Women Dominate the Whitney Biennial

This portrait of Faiz Mohammed, 40, and Ghulam Haider, 11, soon to be married, won American photographer Stephanie Sinclair the UNICEF Photo of the Year Award.

For the first time in the 75-year history of the Whitney Museum of American Art's Biennial exhibition, women represent more than half of the artists on display. From the photographs of 23 year-old Tam Tran, to 75 year-old Lorraine O'Grady's modern diptychs, female artists displayed their work in majority numbers that actually reflects the population.

Was the decision to select more women than men intentional, and can the exhibition, "2010," be called what some are referring to as "The women's biennial"?
The answer is no, according to chief curator Francesco Bonami. Bonami told T Magazine that the nationwide survey of modern art was selected for its relevance to the current tenor of American art, which he describes as "somber and intimate."

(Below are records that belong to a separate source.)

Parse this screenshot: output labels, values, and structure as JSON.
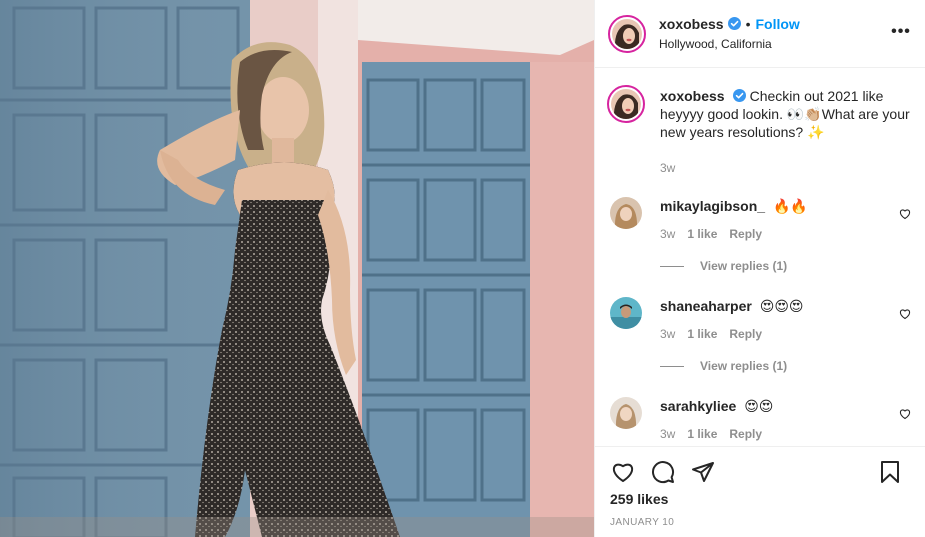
{
  "post": {
    "username": "xoxobess",
    "follow_label": "Follow",
    "separator": "•",
    "location": "Hollywood, California",
    "more_label": "•••"
  },
  "caption": {
    "username": "xoxobess",
    "text": "Checkin out 2021 like heyyyy good lookin. 👀👏🏼What are your new years resolutions? ✨",
    "time": "3w"
  },
  "comments": [
    {
      "username": "mikaylagibson_",
      "text": "🔥🔥",
      "time": "3w",
      "likes": "1 like",
      "reply": "Reply",
      "view_replies": "View replies (1)"
    },
    {
      "username": "shaneaharper",
      "text": "😍😍😍",
      "time": "3w",
      "likes": "1 like",
      "reply": "Reply",
      "view_replies": "View replies (1)"
    },
    {
      "username": "sarahkyliee",
      "text": "😍😍",
      "time": "3w",
      "likes": "1 like",
      "reply": "Reply"
    }
  ],
  "footer": {
    "likes": "259 likes",
    "date": "January 10"
  },
  "colors": {
    "accent": "#0095f6",
    "ring": "#d6249f",
    "muted": "#8e8e8e",
    "text": "#262626",
    "verified": "#3897f0"
  },
  "icons": [
    "verified-badge-icon",
    "more-options-icon",
    "heart-icon",
    "comment-icon",
    "share-icon",
    "bookmark-icon"
  ]
}
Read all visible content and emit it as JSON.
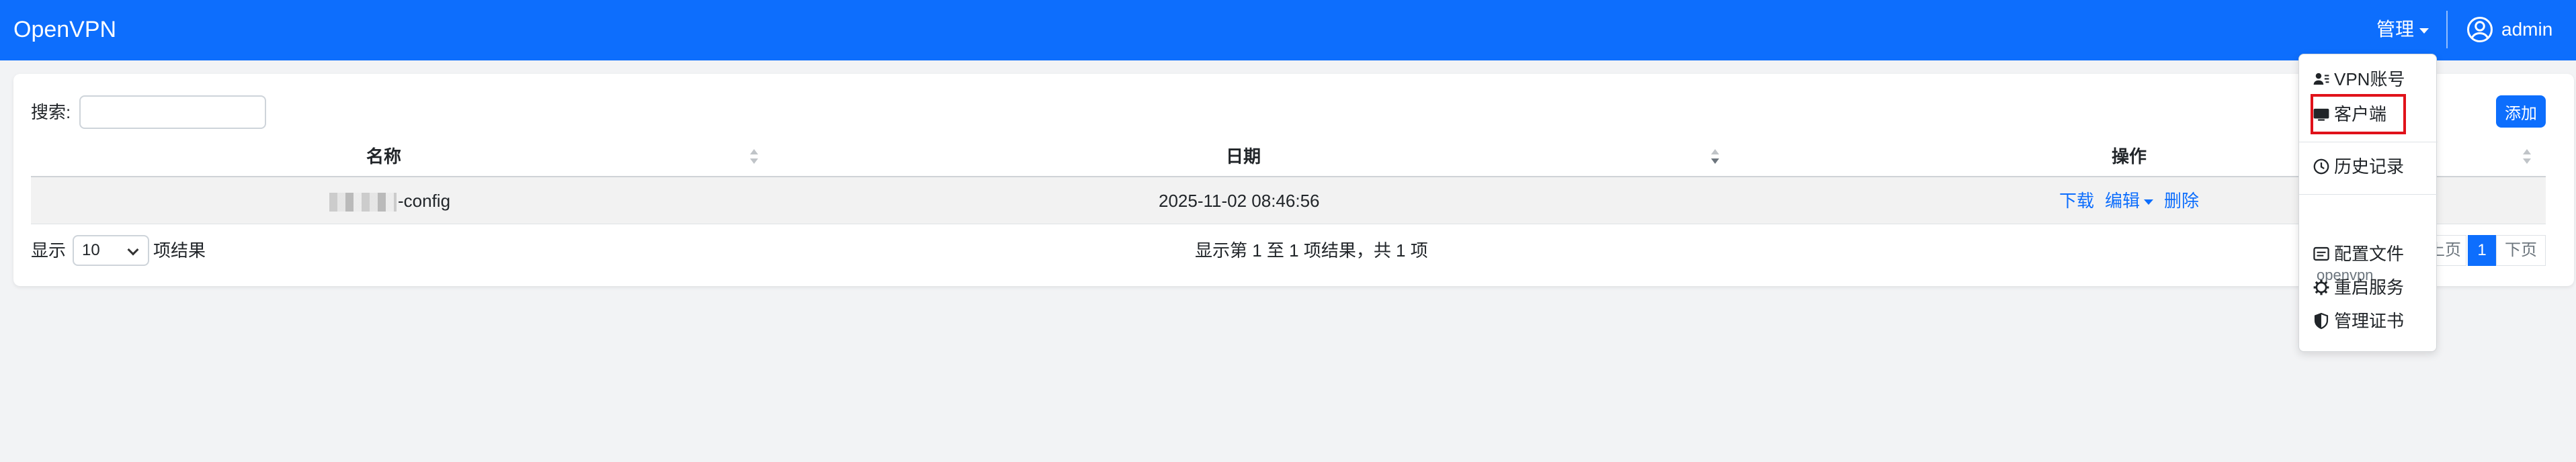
{
  "navbar": {
    "brand": "OpenVPN",
    "manage_label": "管理",
    "user_label": "admin"
  },
  "toolbar": {
    "search_label": "搜索:",
    "search_value": "",
    "add_label": "添加"
  },
  "table": {
    "columns": [
      "名称",
      "日期",
      "操作"
    ],
    "rows": [
      {
        "name": "-config",
        "date": "2025-11-02 08:46:56",
        "actions": [
          "下载",
          "编辑",
          "删除"
        ]
      }
    ]
  },
  "footer": {
    "show_label": "显示",
    "page_size": "10",
    "results_label": "项结果",
    "summary": "显示第 1 至 1 项结果，共 1 项",
    "pagination": {
      "prev": "上页",
      "current": "1",
      "next": "下页"
    }
  },
  "dropdown": {
    "items": [
      {
        "label": "VPN账号",
        "icon": "person-lines-icon"
      },
      {
        "label": "客户端",
        "icon": "monitor-icon"
      },
      {
        "label": "历史记录",
        "icon": "clock-history-icon"
      },
      {
        "label": "配置文件",
        "icon": "document-text-icon"
      },
      {
        "label": "重启服务",
        "icon": "gear-icon"
      },
      {
        "label": "管理证书",
        "icon": "shield-half-icon"
      }
    ],
    "section_header": "openvpn"
  },
  "colors": {
    "primary": "#0d6efd",
    "highlight": "#e0121a"
  }
}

And from sneak previews of "2010," it's hard to disagree. Although it is fair to argue that some of the work could never be produced by a man. Such was the case with photographer Stephanie Sinclair, who was granted access to the private lives of Afghan women that had burned themselves in attempts to commit suicide. Sinclair witnessed the desperate acts between 2003 and 2005. More than half of her subjects were between the ages of 9 and 13 and were married. She claims that her gender gave her the advantage over foreign male photographers.

In what other fields are women gaining ground? What other professions have women dominated where once only men held the majority?